Review: Grizzly Death: ‘Cocaine Bear’ Is A Horror Flick That Will Keep You Snort-Laughing All The Way Through [SPOILERS]
You will believe a bear can do lines.
The year’s best movie, Cocaine Bear (we are calling it early!) is in theaters now, and that’s exactly where you should see it. The Elizabeth Banks-directed horror comedy was made to be enjoyed en masse, because the crowd reactions enhance the experience of watching it.

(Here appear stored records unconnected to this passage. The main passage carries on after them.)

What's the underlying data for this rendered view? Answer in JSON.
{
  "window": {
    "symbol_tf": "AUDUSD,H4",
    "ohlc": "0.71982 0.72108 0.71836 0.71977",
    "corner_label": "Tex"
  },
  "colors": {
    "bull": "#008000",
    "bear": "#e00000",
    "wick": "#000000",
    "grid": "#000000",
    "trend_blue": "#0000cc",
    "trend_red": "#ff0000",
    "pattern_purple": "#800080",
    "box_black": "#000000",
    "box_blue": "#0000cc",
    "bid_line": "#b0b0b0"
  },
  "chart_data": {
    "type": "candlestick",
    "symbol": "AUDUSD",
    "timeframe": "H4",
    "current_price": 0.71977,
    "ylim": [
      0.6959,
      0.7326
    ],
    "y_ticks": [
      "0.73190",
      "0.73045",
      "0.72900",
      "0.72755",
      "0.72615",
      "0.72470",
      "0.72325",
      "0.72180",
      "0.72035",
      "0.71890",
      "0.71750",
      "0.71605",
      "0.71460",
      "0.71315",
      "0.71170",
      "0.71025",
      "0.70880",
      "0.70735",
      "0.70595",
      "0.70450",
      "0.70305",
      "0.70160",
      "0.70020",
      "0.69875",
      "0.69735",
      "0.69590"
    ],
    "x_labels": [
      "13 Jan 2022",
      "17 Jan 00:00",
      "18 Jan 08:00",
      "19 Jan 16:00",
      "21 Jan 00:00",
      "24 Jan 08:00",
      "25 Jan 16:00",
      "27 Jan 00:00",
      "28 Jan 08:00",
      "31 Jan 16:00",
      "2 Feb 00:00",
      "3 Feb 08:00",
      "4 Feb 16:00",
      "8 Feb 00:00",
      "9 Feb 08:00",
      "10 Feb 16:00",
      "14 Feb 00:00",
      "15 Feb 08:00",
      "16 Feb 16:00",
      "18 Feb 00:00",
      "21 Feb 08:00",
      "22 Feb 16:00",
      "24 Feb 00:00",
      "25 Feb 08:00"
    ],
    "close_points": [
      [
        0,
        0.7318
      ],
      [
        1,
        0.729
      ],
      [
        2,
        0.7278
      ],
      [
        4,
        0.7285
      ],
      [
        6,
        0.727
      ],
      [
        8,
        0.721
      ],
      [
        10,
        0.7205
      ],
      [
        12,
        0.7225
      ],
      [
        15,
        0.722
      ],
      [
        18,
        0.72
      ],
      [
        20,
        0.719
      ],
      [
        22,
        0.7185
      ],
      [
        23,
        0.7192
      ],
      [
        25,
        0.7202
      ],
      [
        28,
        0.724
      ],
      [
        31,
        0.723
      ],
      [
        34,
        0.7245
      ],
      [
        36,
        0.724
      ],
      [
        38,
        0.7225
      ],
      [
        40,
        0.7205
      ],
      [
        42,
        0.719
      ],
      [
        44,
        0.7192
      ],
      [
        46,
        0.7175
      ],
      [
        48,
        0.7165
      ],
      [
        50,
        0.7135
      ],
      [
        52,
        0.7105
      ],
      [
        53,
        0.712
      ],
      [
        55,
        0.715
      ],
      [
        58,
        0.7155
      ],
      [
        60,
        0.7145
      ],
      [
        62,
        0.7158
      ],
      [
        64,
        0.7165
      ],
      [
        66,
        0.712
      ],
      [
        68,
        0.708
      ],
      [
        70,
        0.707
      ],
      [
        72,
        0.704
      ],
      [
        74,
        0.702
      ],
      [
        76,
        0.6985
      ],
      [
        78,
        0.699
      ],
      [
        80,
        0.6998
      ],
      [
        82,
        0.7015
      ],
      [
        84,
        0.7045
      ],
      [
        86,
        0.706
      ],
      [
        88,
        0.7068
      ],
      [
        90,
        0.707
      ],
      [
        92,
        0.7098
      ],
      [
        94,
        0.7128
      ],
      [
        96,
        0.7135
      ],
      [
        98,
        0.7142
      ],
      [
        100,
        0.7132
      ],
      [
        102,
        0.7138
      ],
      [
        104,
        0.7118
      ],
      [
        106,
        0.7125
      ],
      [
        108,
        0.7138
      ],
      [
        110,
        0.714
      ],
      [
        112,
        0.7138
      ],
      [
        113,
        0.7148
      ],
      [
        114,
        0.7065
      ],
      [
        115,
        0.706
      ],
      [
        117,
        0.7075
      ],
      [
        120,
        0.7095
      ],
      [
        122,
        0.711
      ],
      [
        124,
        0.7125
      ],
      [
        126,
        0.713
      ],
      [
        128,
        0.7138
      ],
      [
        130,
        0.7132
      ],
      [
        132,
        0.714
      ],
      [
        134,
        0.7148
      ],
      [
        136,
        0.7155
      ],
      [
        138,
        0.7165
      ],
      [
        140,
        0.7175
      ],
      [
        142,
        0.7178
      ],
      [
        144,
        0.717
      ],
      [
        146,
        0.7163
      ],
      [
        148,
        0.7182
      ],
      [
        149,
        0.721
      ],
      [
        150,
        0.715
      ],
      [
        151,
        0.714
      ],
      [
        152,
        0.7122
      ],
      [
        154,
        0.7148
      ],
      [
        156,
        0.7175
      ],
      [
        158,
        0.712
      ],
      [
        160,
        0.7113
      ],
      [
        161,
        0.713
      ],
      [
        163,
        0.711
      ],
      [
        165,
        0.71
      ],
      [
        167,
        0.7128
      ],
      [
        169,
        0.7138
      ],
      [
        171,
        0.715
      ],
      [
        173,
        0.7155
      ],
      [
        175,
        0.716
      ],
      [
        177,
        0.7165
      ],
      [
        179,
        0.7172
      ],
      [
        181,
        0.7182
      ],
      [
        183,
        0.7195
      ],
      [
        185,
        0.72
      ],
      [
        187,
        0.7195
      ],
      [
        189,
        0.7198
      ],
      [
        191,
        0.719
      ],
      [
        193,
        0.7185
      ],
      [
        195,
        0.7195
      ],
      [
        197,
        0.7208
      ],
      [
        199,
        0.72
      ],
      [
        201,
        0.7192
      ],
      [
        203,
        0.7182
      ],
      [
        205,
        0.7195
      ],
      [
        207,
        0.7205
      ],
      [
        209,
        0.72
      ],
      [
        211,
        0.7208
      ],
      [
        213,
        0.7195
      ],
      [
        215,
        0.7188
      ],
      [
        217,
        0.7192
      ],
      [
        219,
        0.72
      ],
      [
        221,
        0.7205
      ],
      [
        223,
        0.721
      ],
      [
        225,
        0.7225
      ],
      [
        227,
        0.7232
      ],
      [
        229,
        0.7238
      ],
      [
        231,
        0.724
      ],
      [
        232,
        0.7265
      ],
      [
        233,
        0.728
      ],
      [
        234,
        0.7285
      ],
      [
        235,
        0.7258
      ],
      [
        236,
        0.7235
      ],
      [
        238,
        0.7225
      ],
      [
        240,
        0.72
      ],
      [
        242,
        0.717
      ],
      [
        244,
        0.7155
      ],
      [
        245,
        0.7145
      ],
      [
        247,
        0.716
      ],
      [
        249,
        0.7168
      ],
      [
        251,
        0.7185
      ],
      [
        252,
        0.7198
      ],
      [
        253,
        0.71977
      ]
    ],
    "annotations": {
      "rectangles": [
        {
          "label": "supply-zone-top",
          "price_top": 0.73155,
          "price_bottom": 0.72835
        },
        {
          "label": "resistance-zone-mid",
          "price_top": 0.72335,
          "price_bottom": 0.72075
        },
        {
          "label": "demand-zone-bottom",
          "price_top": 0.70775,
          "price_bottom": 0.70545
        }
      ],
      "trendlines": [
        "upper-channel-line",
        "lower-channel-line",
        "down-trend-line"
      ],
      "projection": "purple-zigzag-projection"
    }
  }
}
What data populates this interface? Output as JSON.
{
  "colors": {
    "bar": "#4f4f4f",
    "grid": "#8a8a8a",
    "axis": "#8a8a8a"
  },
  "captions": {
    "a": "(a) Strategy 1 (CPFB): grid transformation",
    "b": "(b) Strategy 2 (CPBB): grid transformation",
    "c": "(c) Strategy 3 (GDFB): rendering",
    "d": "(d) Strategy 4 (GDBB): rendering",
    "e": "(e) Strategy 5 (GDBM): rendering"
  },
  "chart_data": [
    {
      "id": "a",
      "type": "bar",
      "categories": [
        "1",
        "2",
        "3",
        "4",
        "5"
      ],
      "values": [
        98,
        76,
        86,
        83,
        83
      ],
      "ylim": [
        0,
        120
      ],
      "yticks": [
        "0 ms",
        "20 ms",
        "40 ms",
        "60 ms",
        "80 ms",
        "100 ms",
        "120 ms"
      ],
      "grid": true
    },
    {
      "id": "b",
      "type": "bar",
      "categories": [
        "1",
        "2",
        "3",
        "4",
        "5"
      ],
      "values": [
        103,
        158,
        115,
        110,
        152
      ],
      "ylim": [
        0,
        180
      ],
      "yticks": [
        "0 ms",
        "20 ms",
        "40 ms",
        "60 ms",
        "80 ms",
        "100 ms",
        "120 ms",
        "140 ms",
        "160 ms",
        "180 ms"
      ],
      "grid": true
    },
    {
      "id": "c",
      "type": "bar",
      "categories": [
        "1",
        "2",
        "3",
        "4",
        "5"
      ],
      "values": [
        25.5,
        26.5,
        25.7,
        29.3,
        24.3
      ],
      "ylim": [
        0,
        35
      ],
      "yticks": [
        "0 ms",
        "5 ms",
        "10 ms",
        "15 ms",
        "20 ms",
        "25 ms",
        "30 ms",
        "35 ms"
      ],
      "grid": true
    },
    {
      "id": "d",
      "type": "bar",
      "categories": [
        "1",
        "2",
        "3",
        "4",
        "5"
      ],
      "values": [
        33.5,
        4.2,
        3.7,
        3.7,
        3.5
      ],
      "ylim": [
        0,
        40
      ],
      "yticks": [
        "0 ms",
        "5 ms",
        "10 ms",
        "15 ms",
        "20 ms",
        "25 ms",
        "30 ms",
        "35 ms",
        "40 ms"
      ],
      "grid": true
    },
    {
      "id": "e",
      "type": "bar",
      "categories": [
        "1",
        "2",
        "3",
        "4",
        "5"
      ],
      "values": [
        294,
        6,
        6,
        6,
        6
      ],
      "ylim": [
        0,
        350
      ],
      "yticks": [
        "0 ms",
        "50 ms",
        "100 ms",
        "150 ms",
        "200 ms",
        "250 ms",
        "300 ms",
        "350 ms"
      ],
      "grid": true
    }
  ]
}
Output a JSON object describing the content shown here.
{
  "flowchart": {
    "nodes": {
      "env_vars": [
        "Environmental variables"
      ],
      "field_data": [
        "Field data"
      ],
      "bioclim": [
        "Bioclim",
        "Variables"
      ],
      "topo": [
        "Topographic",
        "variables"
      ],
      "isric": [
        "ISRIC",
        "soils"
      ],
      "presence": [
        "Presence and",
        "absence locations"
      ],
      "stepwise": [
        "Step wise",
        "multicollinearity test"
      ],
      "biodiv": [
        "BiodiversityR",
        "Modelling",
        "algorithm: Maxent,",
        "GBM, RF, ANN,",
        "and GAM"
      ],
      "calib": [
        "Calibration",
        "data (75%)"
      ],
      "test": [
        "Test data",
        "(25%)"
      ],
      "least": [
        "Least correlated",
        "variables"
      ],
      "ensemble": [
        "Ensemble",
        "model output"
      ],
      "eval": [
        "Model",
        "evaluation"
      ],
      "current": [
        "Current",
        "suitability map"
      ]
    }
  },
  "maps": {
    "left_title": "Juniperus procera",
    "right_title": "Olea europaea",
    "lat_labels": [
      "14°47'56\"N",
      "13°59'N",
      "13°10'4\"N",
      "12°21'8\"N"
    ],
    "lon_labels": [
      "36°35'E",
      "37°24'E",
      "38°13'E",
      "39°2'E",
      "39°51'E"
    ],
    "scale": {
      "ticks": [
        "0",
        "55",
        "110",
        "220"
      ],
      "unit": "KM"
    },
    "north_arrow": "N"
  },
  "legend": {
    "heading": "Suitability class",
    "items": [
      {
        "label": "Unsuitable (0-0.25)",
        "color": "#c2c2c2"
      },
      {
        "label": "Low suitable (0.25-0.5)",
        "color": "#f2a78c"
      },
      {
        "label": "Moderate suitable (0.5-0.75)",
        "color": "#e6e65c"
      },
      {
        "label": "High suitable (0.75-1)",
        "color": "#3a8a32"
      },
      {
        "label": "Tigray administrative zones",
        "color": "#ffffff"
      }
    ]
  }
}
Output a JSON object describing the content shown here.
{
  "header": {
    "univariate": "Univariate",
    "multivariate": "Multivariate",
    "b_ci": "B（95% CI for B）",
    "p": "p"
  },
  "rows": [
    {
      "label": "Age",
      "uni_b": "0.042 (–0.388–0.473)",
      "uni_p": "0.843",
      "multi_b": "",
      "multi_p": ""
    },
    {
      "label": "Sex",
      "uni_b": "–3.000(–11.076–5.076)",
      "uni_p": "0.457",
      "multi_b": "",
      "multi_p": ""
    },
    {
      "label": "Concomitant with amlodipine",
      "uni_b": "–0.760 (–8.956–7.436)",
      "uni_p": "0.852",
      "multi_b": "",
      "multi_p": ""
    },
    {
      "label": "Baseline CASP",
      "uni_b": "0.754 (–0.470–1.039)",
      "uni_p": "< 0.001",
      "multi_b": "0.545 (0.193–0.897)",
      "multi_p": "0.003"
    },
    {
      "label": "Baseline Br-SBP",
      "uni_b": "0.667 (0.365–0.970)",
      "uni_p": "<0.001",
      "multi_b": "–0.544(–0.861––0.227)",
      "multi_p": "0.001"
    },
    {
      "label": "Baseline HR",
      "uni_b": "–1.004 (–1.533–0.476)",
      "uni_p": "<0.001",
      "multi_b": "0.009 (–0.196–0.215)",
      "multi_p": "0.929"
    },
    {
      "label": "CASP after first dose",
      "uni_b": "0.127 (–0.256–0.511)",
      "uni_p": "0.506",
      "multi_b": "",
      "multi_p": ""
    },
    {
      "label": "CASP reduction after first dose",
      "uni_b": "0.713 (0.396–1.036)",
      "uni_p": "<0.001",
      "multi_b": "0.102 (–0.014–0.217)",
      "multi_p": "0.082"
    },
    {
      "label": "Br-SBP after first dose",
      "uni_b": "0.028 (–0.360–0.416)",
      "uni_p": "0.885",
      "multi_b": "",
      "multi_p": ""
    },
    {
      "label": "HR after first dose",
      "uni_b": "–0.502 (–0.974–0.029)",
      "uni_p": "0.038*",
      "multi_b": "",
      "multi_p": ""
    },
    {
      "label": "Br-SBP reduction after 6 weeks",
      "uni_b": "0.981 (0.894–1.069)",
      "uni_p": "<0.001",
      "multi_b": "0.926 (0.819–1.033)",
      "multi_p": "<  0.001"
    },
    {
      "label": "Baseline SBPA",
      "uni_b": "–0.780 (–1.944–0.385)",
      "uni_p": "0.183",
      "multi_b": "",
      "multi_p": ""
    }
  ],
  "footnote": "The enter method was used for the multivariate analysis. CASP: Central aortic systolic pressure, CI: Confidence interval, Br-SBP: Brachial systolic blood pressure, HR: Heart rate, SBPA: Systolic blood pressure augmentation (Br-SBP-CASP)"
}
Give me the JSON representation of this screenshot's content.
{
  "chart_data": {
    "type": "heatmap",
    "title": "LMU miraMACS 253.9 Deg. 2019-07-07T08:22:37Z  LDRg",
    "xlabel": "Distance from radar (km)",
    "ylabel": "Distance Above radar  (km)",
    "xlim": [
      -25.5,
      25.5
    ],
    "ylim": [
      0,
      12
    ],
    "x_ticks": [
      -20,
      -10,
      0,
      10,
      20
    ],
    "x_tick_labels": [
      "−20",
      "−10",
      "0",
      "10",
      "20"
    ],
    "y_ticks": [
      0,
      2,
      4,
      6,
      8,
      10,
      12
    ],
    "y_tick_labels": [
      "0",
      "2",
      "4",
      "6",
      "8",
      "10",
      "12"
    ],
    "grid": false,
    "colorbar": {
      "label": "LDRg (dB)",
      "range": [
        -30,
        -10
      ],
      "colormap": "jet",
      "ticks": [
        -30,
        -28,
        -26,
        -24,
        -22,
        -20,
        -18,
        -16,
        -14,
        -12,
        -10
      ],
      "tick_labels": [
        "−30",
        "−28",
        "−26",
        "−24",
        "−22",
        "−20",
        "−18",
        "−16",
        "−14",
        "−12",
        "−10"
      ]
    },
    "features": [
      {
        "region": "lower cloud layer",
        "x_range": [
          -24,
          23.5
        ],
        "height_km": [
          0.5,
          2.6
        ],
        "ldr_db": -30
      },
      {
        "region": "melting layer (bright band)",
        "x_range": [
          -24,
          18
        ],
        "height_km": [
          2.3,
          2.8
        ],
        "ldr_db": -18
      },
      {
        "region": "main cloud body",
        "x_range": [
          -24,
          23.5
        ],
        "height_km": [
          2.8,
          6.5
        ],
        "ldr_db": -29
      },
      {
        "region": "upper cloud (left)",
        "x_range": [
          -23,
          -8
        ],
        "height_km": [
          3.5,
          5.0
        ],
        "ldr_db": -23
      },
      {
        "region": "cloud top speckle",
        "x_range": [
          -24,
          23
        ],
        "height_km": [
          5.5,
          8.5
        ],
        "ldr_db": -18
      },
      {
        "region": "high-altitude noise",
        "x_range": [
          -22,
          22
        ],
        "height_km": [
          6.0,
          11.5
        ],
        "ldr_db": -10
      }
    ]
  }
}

Yes, this movie is nothing more than the title suggests, with approximately 0% subtlety, nuance or deep meaning. But this story of a coked-up brown bear on a killing spree is 100% fun. Based (very, very loosely) on a true story of a bear in a national park who discovers, then ingests a quantity of cocaine, Jimmy Warden’s script for Cocaine Bear built upon that slender frame until it became an all-out Man vs. Nature epic.
As funny as it is, though, Cocaine Bear is still a horror, and is rated R. If you are averse to gore, you should know that this is a film with more kills than Hereditary (and more bears than Midsommar. if that means anything to you), but on the plus side, it definitely has way more laughs per minute than both of Ari Aster’s boutique horror films combined.
The story begins in 1985 when a drug runner who looks to be high on his own supply (an uncredited Matthew Rhys, the first of three former stars of The Americans in the cast), tossing duffel bags that are stuffed with bricks of cocaine out of an airplane hatch. Before he can don his chute and jump after his ill-gotten goods, he conks himself on the head and falls to his death.
After that precipitating event, we meet the cast of characters. There’s a female black bear, courtesy of some decent but not perfect CGI, who is already loaded when the movie begins, having sampled a brick or two of coke that fell into the Chattahoochee National Forest, in northern Georgia.
Then we have Missouri drug dealer Syd White (Ray Liotta, in one of his final roles) sends his son Eddie (Alden Ehrenreich) and his friend David (O’Shea Jackson) into the woods to retrieve the stash. Also in the woods is Sari (Keri Russell), a nurse who is looking for her daughter Dee Dee (Brooklynn Prince) and her pal Henry (a delightful Christian Convery), who picked the wrong day to skip school.
Over at the ranger station, Ranger Liz (Margo Martindale) is trying to get her flirt on with Peter (Jesse Tyler Ferguson) but has to contend with a group of teens who are terrorizing visitors to the park, including Stache (Aaron Holliday.) The cops are there too, including Detective Bob (Isaiah Whitlock) and officer Reba (Ayoola Smart). While not a comprehensive cast list, these are the main combatants against our hero, the bear.
And the bear truly is one of the heroes in the movie; if you don’t find yourself rooting for the cocaine-fueled apex predator, then the movie has not done its job properly. Fans of gruesome death scenes will have a hard time choosing their favorite in a movie that seems to be working really hard to outdo itself in every successive scene. You won’t want to get too attached to any of the cast, but Banks does a decent job of making you care about most of them.
The movie is co-produced by Chris Miller and Phil Lord, who were behind The Lego Movie and Spider-Man: Into the Spider-Verse, so despite Cocaine Bear being a live-action film, it has less gravity than you’d expect, thanks to the deft comic touches found throughout the movie. A sober judgement of Cocaine Bear would pick apart flaws in the CGI, perhaps in the acting, and render unto it three, maybe three and a half stars. Go see it with a group though, and you’ll have a five-star good time.